Полина ошарашено покачала головою, не в силах принять это как некое благо, хотя бы и условное. А ведь всего несколько дней тому назад, она посчитала бы для себя невозможным даже мечтать о такой новости, которая тогда показалась бы ей, крепостной девушке, почти что невообразимой, как некое проявление удивительного, небывалого счастья и великой милости Сил Небесных!
- Я дам тебе денег, - продолжила ее госпожа, - достаточно для того, чтобы ты дальше смогла жить сама, без моего вмешательства. Чтобы ты жила вполне достойно твоему свободному состоянию, - и твоим высоким душевным свойствам тоже! - однако... совершенно независимо от меня. Ведь ты же не потеряла ключ от того дома, который мы с тобою вчера осматривали ввечеру?
- Не потеряла. Вот он! – Полина показала своей хозяйке тот самый ключ от дома в Замоскворечье.
- Храни его у себя, - кивнула головою госпожа Фэйрфакс. – Отныне он символ твоих прав. Тот дом это твоя нераздельная собственность. Ты будешь в нем жить. Ты выйдешь замуж, нарожаешь детей и... забудешь про меня.

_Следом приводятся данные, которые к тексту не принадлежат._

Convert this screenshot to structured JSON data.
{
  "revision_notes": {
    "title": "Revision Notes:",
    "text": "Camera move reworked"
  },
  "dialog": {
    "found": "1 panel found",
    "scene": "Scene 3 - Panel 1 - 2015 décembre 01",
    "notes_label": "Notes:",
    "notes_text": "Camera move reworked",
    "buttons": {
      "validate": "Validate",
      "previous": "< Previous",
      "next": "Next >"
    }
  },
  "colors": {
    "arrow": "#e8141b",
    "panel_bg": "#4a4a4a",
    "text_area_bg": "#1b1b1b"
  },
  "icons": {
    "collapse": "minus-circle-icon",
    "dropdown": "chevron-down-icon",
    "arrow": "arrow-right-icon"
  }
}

- Я Вас не забуду! – Полина была откровенно возмущена столь жестоким для нее, и даже почти что бесчестным предположением, - ведь ее, по сути, только что обвинили в неблагодарности! Однако, сообразив, через мгновение, насчет своей оплошности, девушка сама же себя и поправила:
- Я не стану Вас забывать! И я...
Она на какую-то секунду замолчала, лихорадочно соображая о том, что же именно сейчас ей следует сказать. И выпалила:
- Я отказываюсь от свободы, которую могу обрести ценою Вашей боли! Я не хочу, чтобы Вы страдали из-за меня! И я... все равно попробую Вас полюбить!
- Нет!!! – воскликнула госпожа Фэйрфакс.
Это прозвучало чересчур громко. На них даже оглянулись прохожие, впрочем, всего на какое-то мгновение. Видя, что ничего такого небывалого не происходит – ну, подумаешь, поспорили две дамы о чем-то своем, о дамском, мелком и несущественном для окружающих, эка невидаль! – интересанты этого зрелища почти сразу же вернулись к своим обычным прогулочным занятиям и беседам.

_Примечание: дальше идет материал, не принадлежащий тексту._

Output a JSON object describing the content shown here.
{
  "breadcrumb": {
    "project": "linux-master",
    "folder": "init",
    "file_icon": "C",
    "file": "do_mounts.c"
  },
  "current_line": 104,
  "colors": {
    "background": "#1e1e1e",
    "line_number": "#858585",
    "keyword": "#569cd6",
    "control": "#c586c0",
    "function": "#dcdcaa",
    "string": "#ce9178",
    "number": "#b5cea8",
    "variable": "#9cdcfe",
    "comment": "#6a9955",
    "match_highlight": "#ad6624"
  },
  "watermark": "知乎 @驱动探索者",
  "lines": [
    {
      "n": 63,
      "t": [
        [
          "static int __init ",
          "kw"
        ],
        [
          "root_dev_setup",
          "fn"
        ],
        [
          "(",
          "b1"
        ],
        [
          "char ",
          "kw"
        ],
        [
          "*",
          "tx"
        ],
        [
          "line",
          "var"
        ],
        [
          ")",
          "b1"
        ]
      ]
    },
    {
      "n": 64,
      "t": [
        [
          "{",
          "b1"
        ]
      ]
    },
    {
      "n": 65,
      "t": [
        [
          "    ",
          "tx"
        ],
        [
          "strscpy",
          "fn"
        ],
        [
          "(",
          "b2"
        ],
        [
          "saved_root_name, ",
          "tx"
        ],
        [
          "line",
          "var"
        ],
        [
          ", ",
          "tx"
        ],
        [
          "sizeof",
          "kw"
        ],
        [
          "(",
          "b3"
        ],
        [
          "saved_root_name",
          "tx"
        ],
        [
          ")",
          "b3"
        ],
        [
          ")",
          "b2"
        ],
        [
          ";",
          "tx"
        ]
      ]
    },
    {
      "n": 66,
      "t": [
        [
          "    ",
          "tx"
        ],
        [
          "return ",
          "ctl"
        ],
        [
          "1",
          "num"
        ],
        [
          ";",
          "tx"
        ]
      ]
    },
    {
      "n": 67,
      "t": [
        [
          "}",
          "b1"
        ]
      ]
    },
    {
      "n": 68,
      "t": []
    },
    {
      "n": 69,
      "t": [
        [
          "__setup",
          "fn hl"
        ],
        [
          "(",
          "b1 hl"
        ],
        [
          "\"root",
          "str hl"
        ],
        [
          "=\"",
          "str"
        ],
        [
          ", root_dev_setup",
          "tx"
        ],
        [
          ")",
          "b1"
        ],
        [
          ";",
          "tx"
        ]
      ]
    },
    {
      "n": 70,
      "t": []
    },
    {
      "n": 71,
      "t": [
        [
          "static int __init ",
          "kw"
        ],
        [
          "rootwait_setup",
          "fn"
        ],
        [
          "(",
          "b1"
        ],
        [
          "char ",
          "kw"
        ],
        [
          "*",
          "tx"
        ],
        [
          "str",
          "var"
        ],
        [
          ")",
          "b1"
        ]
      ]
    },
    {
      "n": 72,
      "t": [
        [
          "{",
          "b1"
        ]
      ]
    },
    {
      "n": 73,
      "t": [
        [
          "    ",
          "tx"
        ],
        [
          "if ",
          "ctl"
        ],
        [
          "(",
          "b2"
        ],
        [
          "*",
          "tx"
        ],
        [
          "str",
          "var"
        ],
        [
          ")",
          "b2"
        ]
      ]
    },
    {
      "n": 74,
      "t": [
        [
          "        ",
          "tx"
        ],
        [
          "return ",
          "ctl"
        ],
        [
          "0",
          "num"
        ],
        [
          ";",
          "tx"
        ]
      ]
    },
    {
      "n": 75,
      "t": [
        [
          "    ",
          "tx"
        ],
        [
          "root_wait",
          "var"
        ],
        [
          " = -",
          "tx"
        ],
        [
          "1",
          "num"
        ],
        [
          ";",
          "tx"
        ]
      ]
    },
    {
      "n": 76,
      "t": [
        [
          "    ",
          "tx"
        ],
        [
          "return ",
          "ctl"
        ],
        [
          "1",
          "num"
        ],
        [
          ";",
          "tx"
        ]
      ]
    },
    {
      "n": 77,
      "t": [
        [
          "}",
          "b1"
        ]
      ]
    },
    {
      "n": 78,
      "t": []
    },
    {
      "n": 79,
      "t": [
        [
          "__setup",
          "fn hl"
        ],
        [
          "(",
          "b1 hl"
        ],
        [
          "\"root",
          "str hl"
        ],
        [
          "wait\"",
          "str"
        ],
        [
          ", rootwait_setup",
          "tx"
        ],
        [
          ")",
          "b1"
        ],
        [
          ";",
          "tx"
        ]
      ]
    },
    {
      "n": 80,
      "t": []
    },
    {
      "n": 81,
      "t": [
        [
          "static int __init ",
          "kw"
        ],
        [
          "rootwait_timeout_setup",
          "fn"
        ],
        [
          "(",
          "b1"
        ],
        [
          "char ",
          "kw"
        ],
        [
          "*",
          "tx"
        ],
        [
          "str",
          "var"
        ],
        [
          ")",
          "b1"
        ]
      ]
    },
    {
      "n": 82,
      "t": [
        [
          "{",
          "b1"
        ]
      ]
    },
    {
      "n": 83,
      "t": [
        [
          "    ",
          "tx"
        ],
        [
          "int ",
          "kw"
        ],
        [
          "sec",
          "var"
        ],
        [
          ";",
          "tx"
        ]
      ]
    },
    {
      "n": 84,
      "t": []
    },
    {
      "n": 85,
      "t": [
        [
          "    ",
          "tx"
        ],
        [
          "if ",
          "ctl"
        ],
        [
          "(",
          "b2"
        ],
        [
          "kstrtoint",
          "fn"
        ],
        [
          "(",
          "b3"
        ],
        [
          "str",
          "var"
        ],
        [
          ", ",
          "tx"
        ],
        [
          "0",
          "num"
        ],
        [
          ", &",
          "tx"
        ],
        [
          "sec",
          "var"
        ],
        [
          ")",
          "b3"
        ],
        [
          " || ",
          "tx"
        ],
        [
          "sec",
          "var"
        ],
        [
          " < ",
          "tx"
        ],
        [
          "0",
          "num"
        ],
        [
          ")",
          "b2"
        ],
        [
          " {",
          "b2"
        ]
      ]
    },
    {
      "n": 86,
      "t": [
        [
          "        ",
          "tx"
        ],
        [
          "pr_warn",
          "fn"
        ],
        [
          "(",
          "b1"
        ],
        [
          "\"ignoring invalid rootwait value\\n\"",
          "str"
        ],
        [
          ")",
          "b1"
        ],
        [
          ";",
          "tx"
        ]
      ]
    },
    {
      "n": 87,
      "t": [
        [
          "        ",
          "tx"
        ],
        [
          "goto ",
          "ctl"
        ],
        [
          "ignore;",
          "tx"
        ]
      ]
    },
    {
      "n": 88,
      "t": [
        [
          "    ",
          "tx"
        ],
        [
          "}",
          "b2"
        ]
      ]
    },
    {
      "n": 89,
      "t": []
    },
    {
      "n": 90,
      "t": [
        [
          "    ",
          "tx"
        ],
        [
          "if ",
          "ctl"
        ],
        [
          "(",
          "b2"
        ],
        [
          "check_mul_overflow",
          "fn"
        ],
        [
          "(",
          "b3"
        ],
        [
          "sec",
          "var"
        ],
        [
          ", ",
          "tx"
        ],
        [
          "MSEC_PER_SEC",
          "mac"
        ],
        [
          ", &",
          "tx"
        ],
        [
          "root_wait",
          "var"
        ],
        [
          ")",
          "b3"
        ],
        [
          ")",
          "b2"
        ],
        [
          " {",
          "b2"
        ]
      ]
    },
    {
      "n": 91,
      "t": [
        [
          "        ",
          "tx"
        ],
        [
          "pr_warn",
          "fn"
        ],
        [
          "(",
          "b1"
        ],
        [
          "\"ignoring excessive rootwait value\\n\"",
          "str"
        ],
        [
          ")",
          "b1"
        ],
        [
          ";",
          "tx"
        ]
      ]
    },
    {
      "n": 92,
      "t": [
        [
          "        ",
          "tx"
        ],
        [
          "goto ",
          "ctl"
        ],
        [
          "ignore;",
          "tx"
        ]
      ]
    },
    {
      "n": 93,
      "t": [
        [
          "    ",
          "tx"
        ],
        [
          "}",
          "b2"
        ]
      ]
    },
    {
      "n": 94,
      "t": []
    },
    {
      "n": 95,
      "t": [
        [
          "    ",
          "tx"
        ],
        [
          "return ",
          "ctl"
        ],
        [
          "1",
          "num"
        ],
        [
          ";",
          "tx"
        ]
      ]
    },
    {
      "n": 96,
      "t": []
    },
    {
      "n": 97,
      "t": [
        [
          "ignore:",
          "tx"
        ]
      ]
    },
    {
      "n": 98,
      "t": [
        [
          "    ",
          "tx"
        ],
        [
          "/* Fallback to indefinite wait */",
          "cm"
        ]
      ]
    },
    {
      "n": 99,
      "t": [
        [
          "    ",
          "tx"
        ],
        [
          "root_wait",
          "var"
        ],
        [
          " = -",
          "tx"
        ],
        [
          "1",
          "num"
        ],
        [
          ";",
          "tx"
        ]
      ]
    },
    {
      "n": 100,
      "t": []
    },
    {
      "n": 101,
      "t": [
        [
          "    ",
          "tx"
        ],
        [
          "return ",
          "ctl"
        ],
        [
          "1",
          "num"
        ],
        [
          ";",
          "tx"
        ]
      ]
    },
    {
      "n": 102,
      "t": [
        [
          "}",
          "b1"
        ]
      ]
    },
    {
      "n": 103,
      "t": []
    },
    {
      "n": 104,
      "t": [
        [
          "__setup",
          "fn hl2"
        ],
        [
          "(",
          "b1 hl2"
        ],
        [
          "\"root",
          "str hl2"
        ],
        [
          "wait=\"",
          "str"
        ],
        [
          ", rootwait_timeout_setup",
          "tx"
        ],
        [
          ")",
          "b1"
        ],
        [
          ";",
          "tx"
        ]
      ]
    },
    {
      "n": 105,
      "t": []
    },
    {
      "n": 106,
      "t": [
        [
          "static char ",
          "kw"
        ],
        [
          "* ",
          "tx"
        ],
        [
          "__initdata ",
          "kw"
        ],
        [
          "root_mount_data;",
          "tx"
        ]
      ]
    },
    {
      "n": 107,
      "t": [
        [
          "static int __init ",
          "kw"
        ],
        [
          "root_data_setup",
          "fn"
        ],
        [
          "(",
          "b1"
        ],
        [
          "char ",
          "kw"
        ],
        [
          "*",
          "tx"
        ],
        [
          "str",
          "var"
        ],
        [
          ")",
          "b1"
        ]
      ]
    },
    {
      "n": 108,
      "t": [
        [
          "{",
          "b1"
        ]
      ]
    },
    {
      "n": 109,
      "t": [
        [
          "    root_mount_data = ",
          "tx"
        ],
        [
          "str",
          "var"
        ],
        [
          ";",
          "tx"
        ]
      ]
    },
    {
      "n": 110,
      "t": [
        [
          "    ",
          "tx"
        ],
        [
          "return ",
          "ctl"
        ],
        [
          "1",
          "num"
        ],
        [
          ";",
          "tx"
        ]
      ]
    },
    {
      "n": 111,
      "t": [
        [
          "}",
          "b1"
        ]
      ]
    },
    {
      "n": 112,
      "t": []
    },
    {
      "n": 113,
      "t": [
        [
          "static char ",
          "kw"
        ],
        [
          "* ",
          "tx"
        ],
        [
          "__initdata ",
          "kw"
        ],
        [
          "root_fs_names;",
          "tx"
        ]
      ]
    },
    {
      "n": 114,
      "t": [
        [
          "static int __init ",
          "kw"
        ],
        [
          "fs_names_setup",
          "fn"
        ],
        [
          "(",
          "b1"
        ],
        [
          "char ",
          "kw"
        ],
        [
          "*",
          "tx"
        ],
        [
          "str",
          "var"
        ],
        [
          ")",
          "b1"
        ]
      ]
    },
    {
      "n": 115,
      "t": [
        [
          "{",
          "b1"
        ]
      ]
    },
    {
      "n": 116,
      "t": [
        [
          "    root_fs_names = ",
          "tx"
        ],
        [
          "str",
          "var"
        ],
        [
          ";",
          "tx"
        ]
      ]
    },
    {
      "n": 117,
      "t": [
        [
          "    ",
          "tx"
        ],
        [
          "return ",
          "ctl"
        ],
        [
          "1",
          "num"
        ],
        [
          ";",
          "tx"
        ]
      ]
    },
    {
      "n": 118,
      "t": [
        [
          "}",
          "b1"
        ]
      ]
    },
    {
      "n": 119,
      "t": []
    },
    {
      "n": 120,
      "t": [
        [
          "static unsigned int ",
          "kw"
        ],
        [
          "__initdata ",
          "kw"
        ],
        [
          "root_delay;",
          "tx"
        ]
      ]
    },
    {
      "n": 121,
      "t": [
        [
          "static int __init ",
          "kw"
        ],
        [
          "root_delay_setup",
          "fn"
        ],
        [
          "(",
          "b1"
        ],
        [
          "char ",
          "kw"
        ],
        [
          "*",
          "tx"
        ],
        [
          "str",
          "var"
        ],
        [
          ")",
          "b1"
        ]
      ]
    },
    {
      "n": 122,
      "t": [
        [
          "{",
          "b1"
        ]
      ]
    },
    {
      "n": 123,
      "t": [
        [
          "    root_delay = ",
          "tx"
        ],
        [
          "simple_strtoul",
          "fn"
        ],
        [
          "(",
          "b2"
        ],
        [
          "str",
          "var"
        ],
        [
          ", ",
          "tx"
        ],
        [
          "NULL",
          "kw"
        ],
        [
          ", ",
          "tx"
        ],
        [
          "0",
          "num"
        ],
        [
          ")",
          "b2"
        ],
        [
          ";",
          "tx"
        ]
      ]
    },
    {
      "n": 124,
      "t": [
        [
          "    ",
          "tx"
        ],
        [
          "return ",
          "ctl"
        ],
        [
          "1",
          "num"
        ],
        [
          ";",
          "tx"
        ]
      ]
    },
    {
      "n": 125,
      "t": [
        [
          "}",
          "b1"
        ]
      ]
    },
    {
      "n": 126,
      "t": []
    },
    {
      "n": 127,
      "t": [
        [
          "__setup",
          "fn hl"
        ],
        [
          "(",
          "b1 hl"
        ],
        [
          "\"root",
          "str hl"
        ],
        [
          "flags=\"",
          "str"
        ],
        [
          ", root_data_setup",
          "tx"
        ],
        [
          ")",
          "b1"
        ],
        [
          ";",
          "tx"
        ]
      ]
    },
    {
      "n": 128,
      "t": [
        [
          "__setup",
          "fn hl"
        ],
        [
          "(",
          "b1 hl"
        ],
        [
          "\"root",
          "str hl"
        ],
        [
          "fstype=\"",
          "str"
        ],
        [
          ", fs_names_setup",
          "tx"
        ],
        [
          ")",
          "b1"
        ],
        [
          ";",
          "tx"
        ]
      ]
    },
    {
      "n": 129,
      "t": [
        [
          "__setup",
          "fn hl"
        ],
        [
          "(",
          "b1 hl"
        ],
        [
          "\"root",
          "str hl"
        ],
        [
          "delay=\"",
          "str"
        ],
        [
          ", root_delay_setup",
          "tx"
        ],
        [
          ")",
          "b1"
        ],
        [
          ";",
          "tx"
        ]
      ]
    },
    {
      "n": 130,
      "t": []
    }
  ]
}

Однако самих участниц этой сцены подобный интерес неких сторонних лиц отчего-то почти не встревожил. Они просто не обратили внимания на тех, кто находился в стороне, поодаль.
Миссис Фэйрфакс отшатнулась от своей решительной визави, с выражением испуга на лице. Она отдернула от Полины свои руки, всплеснула ими, как будто обжегшись, чуть ли не выставила их, защищаясь от своей юной компаньонки. Потом молодая женщина закрыла свои глаза, а после и вовсе прикрыла лицо ладонями, ненадолго, буквально на несколько секунд. И почти сразу же, медленно опустила руки на колени, несколько раз вдохнула-выдохнула, как будто выполняя некое странное дыхательное упражнение. И уже после всего этого, вроде бы даже спокойным голосом, заявила девушке:
- Молчи, Полина. Не давай мне призрачной надежды. Не надо. Это слишком жестоко...
- Но я могу... – Полина так и не произнесла слово «попробовать», осеклась, увидев в глазах своей госпожи отчаяние.
Впрочем, длилось это все не слишком-то долго. Выражение взгляда госпожи американки снова переменилось. Теперь во взоре у нее читалась только странная грусть. Ее хозяйка еще раз вздохнула и покачала головою.
- Давай-ка отложим этот разговор, - сказала она. – У нас еще будет время...
Она сделала паузу, а потом как-то странно усмехнулась и продолжила:
- Время, пока твой номинальный хозяин оформит все необходимые бумаги в точности так, как я того хочу. А хочу я, чтобы ты из крепостной крестьянки стала свободной горожанкой. Как это называется здесь, в России... мещане? Да, я хочу, чтобы тебя определили в это сословие, оставив жить здесь, в Москве. Наверное, это займет несколько дней или недель, а может быть, и месяцев... Увы, я понятия не имею, как долго будут готовить твой переход из одного сословия в другое. Возможно, здесь, в России, превратить крепостную в свободную горожанку не так уж и просто... Не знаю, не знаю... Впрочем, это дела моего стряпчего, а вовсе не мои. Ему виднее, как толковать ваши, русские законы. В любом случае, ты еще успеешь оценить тот грандиозный подарок, который я сейчас тебе делаю. А у меня, в свою очередь, достанет времени, чтобы примириться с мыслью о том, что ты будешь счастлива, но... увы, отдельно от меня.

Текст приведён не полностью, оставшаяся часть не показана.